Tethering effects on first-passage variables of lattice random walks in linear and quadratic focal point potentials

TL;DR

This paper investigates lattice random walks under focal point potentials, analyzing first-passage properties, effects of resetting, and differences between linear and quadratic potentials in finite and infinite domains.

Contribution

It provides the first detailed analysis of discrete lattice random walks in focal point potentials, including generating functions, first-passage probabilities, and resetting effects.

Findings

Long-time growth of visited sites is logarithmic in unbounded V-potential.

Mean first-passage time can have a minimum depending on bias strength.
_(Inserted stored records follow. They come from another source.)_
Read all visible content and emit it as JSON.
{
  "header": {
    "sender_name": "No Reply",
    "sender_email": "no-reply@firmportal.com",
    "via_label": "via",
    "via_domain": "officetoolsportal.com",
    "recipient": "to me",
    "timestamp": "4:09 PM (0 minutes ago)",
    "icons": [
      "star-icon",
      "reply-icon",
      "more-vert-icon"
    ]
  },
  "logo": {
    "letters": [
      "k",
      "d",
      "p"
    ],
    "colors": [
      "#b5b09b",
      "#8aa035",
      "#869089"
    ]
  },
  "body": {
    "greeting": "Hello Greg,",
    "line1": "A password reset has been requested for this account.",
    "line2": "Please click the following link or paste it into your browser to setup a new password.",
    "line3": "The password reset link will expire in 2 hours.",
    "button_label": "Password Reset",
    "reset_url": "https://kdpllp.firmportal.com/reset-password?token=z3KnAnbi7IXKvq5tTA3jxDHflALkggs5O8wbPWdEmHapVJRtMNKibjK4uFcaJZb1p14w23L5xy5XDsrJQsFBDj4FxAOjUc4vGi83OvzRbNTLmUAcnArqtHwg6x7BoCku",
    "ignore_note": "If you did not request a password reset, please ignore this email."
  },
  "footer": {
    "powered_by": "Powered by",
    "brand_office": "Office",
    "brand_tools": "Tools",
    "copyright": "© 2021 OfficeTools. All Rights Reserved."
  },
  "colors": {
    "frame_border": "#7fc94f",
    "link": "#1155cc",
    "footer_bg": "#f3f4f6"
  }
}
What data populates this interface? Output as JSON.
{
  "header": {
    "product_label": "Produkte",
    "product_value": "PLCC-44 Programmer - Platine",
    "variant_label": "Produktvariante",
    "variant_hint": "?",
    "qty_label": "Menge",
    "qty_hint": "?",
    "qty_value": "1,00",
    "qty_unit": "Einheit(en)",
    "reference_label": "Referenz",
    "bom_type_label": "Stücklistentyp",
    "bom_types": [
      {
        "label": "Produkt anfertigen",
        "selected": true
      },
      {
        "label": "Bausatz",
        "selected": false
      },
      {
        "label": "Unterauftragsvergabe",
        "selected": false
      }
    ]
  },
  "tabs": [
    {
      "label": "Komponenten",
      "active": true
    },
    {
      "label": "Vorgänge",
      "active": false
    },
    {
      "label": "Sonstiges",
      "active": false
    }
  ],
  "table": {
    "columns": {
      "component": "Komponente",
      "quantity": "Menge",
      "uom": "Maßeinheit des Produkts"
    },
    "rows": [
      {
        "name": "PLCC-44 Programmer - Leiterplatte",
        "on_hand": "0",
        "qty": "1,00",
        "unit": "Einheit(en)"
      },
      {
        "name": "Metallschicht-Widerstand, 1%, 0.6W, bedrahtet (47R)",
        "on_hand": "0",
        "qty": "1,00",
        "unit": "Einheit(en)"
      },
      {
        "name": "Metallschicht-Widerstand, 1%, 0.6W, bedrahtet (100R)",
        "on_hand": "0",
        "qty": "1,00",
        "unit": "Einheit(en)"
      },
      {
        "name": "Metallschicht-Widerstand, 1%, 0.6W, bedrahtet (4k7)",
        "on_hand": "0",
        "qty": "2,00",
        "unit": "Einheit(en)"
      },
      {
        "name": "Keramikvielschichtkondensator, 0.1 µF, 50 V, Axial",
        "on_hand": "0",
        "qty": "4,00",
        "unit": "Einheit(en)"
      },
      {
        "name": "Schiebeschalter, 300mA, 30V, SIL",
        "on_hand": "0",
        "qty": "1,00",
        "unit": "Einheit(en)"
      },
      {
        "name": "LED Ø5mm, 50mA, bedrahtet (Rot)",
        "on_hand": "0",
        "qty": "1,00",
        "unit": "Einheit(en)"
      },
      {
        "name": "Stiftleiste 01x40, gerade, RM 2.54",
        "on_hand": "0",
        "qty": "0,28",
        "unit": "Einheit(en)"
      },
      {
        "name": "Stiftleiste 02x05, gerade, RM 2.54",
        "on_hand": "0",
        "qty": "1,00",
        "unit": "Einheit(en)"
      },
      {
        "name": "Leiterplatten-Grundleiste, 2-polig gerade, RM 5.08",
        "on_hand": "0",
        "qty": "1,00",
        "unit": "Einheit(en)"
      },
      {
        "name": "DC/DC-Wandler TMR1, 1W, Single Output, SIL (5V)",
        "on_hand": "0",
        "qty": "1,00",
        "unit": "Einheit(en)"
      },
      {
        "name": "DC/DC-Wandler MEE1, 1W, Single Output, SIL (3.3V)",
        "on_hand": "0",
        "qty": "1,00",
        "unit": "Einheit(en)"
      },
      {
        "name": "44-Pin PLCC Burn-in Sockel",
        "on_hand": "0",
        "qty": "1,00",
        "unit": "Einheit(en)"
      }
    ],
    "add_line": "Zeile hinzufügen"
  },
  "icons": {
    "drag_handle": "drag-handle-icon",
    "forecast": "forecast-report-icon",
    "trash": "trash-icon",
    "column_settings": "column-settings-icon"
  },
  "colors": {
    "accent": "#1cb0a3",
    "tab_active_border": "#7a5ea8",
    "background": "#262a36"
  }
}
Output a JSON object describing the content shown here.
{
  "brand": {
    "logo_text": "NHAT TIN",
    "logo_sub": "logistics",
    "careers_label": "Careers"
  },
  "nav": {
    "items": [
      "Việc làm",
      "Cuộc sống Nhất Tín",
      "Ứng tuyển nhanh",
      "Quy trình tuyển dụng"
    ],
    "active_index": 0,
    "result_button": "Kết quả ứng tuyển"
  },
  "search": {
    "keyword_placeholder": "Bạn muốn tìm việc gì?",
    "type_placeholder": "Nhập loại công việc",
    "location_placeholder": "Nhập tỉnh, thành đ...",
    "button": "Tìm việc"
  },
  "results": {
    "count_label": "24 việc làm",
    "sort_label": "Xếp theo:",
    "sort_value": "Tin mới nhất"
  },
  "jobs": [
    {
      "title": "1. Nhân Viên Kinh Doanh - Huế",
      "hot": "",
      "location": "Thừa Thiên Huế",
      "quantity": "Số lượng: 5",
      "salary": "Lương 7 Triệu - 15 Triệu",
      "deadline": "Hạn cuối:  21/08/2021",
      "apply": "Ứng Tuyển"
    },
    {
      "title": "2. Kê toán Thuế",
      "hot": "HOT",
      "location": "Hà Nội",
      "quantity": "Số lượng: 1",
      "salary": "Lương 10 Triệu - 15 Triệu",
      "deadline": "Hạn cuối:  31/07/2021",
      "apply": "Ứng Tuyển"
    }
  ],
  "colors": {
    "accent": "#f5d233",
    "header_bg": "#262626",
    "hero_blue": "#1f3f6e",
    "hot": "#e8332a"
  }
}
Resetting induces a motion-limited regime even at moderate probabilities.

Abstract

Diffusion in a confining potential offers a minimal setting to understand the interplay between random motion and deterministic forces driving a particle towards a focal point or potential minimum. In continuous space and time, two extensively studied examples are Brownian motion in a linear (V-shaped) or a quadratic (U-shaped) potential. The deterministic bias towards the minimum is represented, respectively, by a constant force for the former and by an elastic restoring force that increases proportionally with distance for the latter. Surprisingly, unlike Brownian walks, random walks under focal point potentials in discrete space and time have received little attention. Here, we bridge this gap by analysing the dynamics of lattice random walkers in the presence of a V-shaped potential, both in a finite and an infinite spatial domain, and a finite U-shaped potential. For the V-potential in unbounded space, we find the generating function of the occupation probability and analyse the time dependence of the mean number of distinct sites visited, demonstrating that its long-time growth is logarithmic. We also study the first-passage probability and show that its mean may display a minimum as a function of bias strength, depending on the location of the initial and target sites relative to the focal point. Qualitatively similar dependencies in the first-passage probability and its mean appear for the finite U-potential. As a comparative analysis to the U-potential, we construct the bounded V-potential and superimpose in both cases a resetting process, in which the walker returns at random times to a site distinct from the focal point with some probability. We quantify the different effects of resetting on the steady-state probability and the first-passage dynamics in the two cases, and show a motion-limited regime emerges even for relatively moderate resetting probabilities.